What about the functionality?
Quiet often people drop Linux because it is a tad harder to get going.. but with a good guide and strength of heart and an iron-will (kidding!) you can get it working.
4) Get the Players and the Codecs.
Without a doubt the best way to get that movie or song playing ASAP is to drop whatever program you are using and switch to mplayer. It may not look like much and it’s not as powerful as Xine (Totem), but it’s the most straight-forward player out there. And no player on Linux, Mac, or Windows is complete without a decent set of codecs, so check these out.
5) NTFS.
This is where most people lose heart. Don’t switch to FAT32.. Please! When it comes to NTFS, forget all the different packages and patches out there, forget recompiling the kernel and everything else they taught you, you only have two options. The first (what I use) is Captive-NTFS, the first and original NTFS read-write program out there.
It’s not as efficient as we would like (erm… not efficient at all) but the latest version is very straight-forward: run the RPM or build the source, run captive-install-acquire and mount the drive; unfortunately Captive-NTFS is no longer being developed (if you want to adopt it, its available!) Another (better) option if you are willing to fork over the dough is Paragon NTFS Linux, which is a (much) more efficient and still actively developed software that does the same thing. If you *only* want to read from an NTFS, Linux-NTFS is the way to go.
6) Wine.
No guide about functionality on Linux is complete without a reference to Wine, the free framework that makes Windows programs run on Linux In our opinion only recently has Wine become a viable alternative, an actual reliable framework that can be used to run the apps you need. It is nowhere near complete, but it supports a wide variety of programs and installers at the moment.

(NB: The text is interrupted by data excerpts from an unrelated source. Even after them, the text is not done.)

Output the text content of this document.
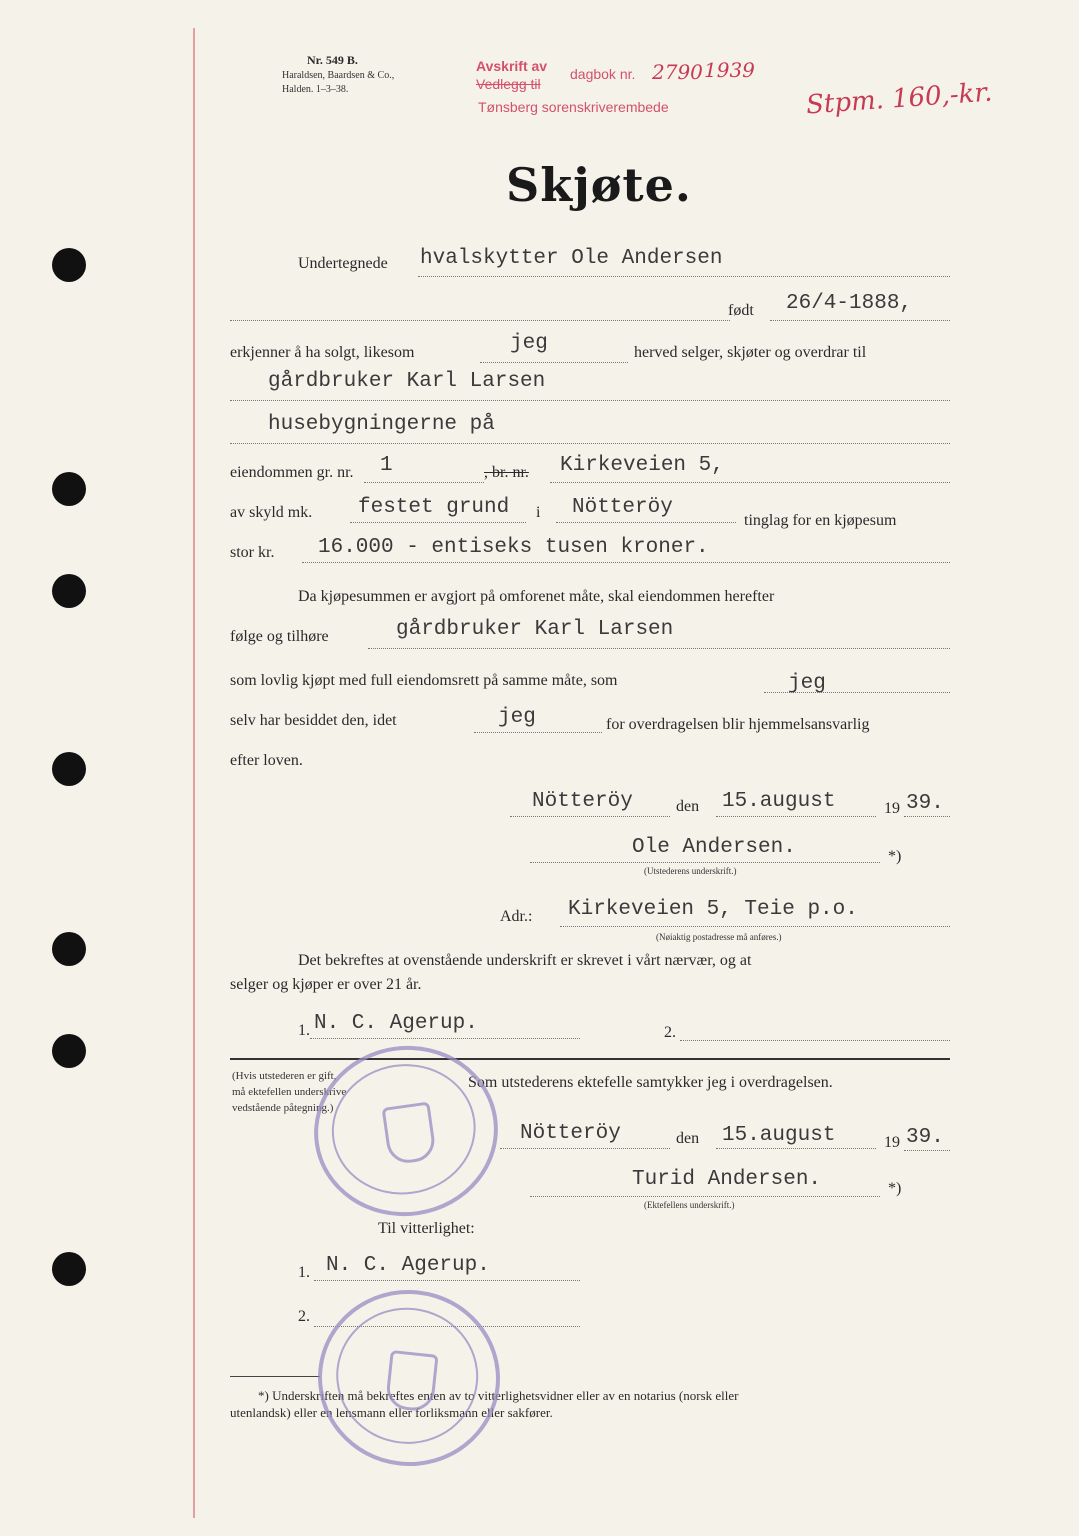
Nr. 549 B.
Haraldsen, Baardsen & Co.,
Halden. 1–3–38.
Avskrift av dagbok nr. 2790 1939
Vedlegg til
Tønsberg sorenskriverembede	Stpm. 160,-kr.
Skjøte.
Undertegnede hvalskytter Ole Andersen
født 26/4-1888,
erkjenner å ha solgt, likesom	jeg	herved selger, skjøter og overdrar til
gårdbruker Karl Larsen
husebygningerne på
eiendommen gr. nr. 1	, br. nr. Kirkeveien 5,
av skyld mk. festet grund i Nötteröy
tinglag for en kjøpesum
stor kr. 16.000 - entiseks tusen kroner.
Da kjøpesummen er avgjort på omforenet måte, skal eiendommen herefter
følge og tilhøre	gårdbruker Karl Larsen
som lovlig kjøpt med full eiendomsrett på samme måte, som	jeg
selv har besiddet den, idet	jeg	for overdragelsen blir hjemmelsansvarlig
efter loven.
Nötteröy	den 15.august	19 39.
Ole Andersen.	*)
(Utstederens underskrift.)
Adr.: Kirkeveien 5, Teie p.o.
(Nøiaktig postadresse må anføres.)
Det bekreftes at ovenstående underskrift er skrevet i vårt nærvær, og at
selger og kjøper er over 21 år.
1. N. C. Agerup.	2.
(Hvis utstederen er gift,
må ektefellen underskrive
vedstående påtegning.)
Som utstederens ektefelle samtykker jeg i overdragelsen.
Nötteröy	den 15.august	19 39.
Turid Andersen.	*)
(Ektefellens underskrift.)
Til vitterlighet:
1. N. C. Agerup.
2.
*) Underskriften må bekreftes enten av to vitterlighetsvidner eller av en notarius (norsk eller
utenlandsk) eller en lensmann eller forliksmann eller sakfører.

It isn’t pretty (think Windows 3.1 GUI) but it gets the job done. Cedega is a better (commercial) framework, built on Wine, but expanded and more compatible.. But it’s not free. And it defeats the purpose of open-source: it takes and never gives back to the community.
I don’t think you could be any more wronge.
Nice article, especially liked what u said on point 10 and the list of our favorite things that Linux makes easier …
"Don’t believe a word they say, the days of CLI-Only workstations and green-and-black screens are long over." not true. On fonts – I prefer DejaVu and its ancestor Bitstream Vera to all Microsoft fonts. If you love Arial, have a look at helvetica. NTFS and Wine : these have NOTHING WHATSOEVER to do with usability. they do help Windows users feel at home, though. You say most distributions are Debian- or RHEL based. This is wrong, as RHEL is based on Fedora. This is an understandible misconceotion, as the term "Red Hat-based" is very common; The former Red Hat Linux is now Fedora, and RHEL for the Enterprise. SUSE and Mandriva, for instance, are based on early Red Hat Linux versions. All in all, you do make multiple valid points and this article is probably interesting for fresh newbies coming from the Blue Screen Empire of Microsoft.
@freezombie:
I’m sure Novell would love to know that you think SuSE is based on Fedora. Although Fedora is now the testbed for all things RedHat, it is not the ‘basis’ of RHEL which is developped in parallel.
Some distros are in fact based on Fedora or RedHat Enterprise (like scientific linux, white box linux, mandrake, etc.) but most started over from scratch and went in different directions (Debian, Slackware, Fedora, SuSE, etc.) Ubuntu for example is based on Debian, not Fedora.